Explicitly REJECTED/deprioritized (record so they aren't re-run): P5 dispatch fusion (~3%, and the "vLLM fuses dispatch" premise is false on GB10); D2-for-decode, D3 FA-split, D4 GDN-width-adaptive (their kernels are already 5-11x faster than vLLM and GPU-idle -> bench flat); padded/fixed-slot decode (already tested+rejected, commit b028c81e).

notes

Empirical discipline applied throughout (per the just-rejected native FP4-MMA): every funded lever is gated on a SEPARATELY-BUILT in-backend A/B, never a standalone PoC - 0031 (chunking math correct, -22% in-backend) and 0034 (PoC win, didn't hold) are the two cautionary precedents. Two compiled-in levers (#101, D1) cannot be isolated by a runtime flag, so they need build-vs-build A/B (methodology hard rule).

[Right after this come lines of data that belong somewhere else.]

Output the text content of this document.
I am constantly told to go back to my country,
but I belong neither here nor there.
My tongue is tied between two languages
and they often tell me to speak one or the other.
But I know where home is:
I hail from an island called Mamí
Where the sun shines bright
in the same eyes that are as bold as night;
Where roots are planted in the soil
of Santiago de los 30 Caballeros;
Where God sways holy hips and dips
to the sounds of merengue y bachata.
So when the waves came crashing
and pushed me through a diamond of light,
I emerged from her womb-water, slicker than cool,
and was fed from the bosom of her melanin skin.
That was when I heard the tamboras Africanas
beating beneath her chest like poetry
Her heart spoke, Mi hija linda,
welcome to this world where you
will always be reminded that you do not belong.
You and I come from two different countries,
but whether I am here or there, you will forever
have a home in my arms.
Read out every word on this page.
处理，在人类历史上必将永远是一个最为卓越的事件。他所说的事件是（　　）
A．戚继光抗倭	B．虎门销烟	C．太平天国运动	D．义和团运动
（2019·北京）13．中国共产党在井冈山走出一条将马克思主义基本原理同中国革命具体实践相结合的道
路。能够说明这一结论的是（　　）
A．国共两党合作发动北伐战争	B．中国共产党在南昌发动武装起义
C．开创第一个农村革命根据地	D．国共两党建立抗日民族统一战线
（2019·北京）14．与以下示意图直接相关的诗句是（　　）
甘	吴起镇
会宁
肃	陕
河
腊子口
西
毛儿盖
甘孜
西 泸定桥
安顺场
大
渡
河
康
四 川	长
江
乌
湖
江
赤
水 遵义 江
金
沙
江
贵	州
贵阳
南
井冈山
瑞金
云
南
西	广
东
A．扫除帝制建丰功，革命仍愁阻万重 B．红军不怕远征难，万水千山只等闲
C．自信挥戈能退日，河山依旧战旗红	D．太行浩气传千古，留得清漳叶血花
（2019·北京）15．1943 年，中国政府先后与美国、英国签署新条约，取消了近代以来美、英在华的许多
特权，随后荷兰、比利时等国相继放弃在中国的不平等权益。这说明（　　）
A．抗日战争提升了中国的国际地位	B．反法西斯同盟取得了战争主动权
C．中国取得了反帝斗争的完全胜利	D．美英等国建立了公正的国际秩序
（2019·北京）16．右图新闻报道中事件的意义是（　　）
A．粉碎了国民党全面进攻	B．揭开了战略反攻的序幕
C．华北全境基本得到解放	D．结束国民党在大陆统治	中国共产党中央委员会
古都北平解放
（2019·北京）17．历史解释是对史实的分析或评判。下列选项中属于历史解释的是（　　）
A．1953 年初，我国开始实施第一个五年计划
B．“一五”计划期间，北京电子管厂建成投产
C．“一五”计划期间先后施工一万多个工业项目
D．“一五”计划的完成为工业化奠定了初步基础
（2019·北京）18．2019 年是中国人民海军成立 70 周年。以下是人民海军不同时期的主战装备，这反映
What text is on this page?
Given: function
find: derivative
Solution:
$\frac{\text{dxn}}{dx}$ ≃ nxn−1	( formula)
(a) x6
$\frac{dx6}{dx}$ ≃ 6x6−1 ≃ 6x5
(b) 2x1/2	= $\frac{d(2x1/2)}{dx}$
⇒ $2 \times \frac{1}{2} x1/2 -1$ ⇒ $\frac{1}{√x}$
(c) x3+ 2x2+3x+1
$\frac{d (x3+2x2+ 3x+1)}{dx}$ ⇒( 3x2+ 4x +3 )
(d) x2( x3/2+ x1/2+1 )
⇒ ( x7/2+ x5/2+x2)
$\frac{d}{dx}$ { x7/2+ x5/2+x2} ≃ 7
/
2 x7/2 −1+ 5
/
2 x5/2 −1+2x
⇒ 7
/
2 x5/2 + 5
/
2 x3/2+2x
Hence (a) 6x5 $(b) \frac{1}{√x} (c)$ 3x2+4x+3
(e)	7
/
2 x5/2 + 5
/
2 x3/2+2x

Two profile surprises that reshape the directions: (a) vLLM on sm_121 is NOT native FP4 - it runs Marlin W4A16 (FP4->bf16 in-register dequant + bf16 GEMM) for experts and FP8 projections. So the winnable MoE-prefill GEMM is a W4A16-Marlin-style kernel (which also erases our 8% act-quant tax), not another native-FP4 attempt. (b) Decode is a regime asymmetry, not a kernel gap: paged decode kernels are 5.4x more GPU-efficient than vLLM's but paged static decode is HOST-BOUND (GPU 84% idle on cudaStreamSynchronize); vLLM is GPU-bound at 99% on a recurrence 11x slower/token. They tie at static-wide-128. Hence "make decode kernels faster" is the wrong instinct (benches flat); "remove host serialization / graph the full step" (D1) and "fix prefill so it stops stealing serving cycles" (#101, D2) are the decode-serving levers.

Cross-cutting: the prefill levers (#101 GDN, D2 MoE GEMM) double as serving-decode levers because continuous batching interleaves ~25-55% prefill work into the serving step. GDN edges MoE-GEMM as the top prefill pick (bigger gap, cleaner math mechanism, 2.6x proven headroom, lower in-backend risk, dual payoff).

All numbers from the both-engine nsys profile (cuda_gpu_kern_sum buckets, bucketer dgx:/home/mudler/bench/bucket2.py, reports dgx:/home/mudler/bench/profgap/); caveats: no NVTX (kernel-name regex buckets); shared elementwise straddles resid/MoE-fanin/GDN-glue; vLLM decode is offline 128-wide, not staggered-server. Relevant repo paths (absolute): /home/mudler/_git/LocalAI/.claude/worktrees/feat+paged-attention/backend/cpp/llama-cpp-localai-paged/docs/{TENSORCORE_GDN_SCOPE.md,TENSORCORE_GDN_BUILD_PLAN.md,VLLM_PARITY_LEVER_MAP.md,PREFILL_GEMM_SCOPE.md,PREFILL_GEMM_RESULTS.md,DECODE_SERVING_SCOPE.md,PAGED_BITEXACT_NOTE.md,final_benchmark.csv}; patches dir .../patches/paged/ (existing 0031 chunked-GDN serial, 0033 dequant->cuBLAS rejected, 0034 native FP4-MMA, 0040/0041 S1/S3 decode-graph, 0042 fused residual+RMSNorm); methodology /home/mudler/_git/LocalAI/.claude/worktrees/feat+paged-attention/.agents/vllm-parity-methodology.md.